Sgt. Geoffries ensured his pad had correctly recorded the Eremit's words. Cpl. Matthews had levelled his rifle at the alien's head, waiting for the order to kill him. But Geoffries had a question. "Can you not order your people to stop fighting? We could end this war with this information."
"Too many have died. We raised our children to think you were going to kill us all. They saw you were winning. Chose to die at their own hands. Even if you don't finish the job, we will die out." Xslyckane knelt down, seemingly choosing to pray again, as the pad resumed plotting the alien's brainwaves.
"Perhaps. If you live, something of you can live on that isn't our guesses and maybe wouldn't be tainted by the memory of this war." Geoffries tried to keep the Eremit alive, loath for an entire species to die out for one individual's decision.
"Are my words not enough?" Xslyckane asked, breaking its prayer.
"They're in a human tongue and sound like a human's voice. Would you believe it?" Cpl. Matthews spoke, lowering his weapon as he realized the Sgt. wouldn't order the Eremit's death.

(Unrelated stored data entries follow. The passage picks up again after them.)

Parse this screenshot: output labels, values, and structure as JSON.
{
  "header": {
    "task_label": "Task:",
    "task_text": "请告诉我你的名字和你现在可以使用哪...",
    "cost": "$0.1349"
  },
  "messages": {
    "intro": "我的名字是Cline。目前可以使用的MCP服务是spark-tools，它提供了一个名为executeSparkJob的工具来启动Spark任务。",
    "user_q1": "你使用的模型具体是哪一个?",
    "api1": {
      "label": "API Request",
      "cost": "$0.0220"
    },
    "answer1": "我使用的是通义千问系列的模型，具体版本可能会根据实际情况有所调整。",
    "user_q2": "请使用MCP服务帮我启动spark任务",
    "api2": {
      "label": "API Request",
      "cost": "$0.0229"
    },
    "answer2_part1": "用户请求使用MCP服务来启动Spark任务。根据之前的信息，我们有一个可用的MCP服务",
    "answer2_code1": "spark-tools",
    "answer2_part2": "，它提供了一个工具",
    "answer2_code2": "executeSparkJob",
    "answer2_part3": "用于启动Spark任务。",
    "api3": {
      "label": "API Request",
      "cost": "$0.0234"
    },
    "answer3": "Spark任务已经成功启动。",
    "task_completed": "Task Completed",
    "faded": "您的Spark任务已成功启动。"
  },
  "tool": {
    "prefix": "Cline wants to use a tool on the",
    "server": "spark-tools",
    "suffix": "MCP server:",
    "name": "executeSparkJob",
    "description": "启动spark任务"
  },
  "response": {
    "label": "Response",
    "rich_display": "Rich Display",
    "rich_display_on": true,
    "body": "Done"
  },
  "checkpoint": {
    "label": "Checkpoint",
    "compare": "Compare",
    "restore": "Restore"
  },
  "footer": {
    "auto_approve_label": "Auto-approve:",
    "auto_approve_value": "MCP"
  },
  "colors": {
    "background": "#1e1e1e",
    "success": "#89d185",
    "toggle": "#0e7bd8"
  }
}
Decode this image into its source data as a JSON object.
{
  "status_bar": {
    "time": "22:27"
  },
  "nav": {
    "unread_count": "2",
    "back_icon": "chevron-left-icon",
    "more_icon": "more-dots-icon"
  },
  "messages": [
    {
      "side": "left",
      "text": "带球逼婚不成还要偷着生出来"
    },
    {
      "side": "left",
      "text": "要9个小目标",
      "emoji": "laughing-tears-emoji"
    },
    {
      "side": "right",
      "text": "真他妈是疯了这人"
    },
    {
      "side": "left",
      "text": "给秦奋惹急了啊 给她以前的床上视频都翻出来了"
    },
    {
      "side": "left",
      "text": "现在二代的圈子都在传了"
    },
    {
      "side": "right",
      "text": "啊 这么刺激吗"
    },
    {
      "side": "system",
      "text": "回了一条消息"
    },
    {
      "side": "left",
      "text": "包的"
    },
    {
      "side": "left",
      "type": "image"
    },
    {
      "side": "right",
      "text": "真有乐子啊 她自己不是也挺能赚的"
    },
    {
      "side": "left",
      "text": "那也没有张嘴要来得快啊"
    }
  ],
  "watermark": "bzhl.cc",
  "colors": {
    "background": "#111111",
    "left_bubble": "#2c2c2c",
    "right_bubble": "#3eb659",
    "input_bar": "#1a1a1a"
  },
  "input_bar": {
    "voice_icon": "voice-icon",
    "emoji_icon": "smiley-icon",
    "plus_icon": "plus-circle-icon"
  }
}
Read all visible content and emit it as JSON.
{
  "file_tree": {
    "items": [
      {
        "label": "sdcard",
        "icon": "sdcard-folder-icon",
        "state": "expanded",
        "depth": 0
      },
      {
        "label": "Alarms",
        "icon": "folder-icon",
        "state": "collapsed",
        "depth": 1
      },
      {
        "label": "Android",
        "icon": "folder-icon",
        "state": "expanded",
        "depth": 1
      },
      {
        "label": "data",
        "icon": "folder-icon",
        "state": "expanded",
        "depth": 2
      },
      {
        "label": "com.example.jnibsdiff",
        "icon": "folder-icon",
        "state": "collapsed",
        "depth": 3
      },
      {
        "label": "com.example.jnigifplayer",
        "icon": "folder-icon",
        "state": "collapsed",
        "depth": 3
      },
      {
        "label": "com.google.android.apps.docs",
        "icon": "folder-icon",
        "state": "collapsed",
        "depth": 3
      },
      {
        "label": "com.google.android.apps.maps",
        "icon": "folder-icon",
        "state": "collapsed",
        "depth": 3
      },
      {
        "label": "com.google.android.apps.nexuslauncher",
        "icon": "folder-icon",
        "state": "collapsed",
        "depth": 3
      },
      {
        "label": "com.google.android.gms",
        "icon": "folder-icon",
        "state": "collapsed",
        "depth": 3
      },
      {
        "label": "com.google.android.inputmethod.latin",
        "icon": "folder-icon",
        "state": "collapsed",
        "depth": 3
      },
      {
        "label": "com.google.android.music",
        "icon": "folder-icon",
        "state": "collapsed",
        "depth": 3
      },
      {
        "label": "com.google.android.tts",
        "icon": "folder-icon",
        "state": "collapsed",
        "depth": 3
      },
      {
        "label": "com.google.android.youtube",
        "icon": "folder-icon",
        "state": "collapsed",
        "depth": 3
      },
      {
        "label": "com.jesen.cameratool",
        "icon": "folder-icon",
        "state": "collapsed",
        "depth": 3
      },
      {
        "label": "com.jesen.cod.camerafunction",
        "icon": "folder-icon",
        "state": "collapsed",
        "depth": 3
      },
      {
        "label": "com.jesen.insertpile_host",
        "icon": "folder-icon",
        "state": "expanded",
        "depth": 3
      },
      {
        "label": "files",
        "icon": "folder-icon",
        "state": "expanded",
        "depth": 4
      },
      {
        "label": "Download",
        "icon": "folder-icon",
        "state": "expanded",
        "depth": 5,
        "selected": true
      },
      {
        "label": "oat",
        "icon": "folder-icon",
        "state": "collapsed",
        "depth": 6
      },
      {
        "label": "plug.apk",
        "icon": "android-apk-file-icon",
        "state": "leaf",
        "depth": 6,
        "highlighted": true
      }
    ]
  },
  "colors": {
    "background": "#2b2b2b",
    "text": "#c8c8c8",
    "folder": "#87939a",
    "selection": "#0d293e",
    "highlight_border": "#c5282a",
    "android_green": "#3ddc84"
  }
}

"No." Xslyckane agreed with the great-grandson of the General whose thoughts, coupled with Eremit ignorance of human physiology, had begun this war
"Then it seems you might be able to right some of your wrong, not merely pay for it with your life and your species." Corporal Matthews helped the alien to its feet again, even as his thoughts lingered on killing it in vengeance, before he, to Xslyckane's surprise, dismissed them from his mind.
What an interesting reason for a sci fi war!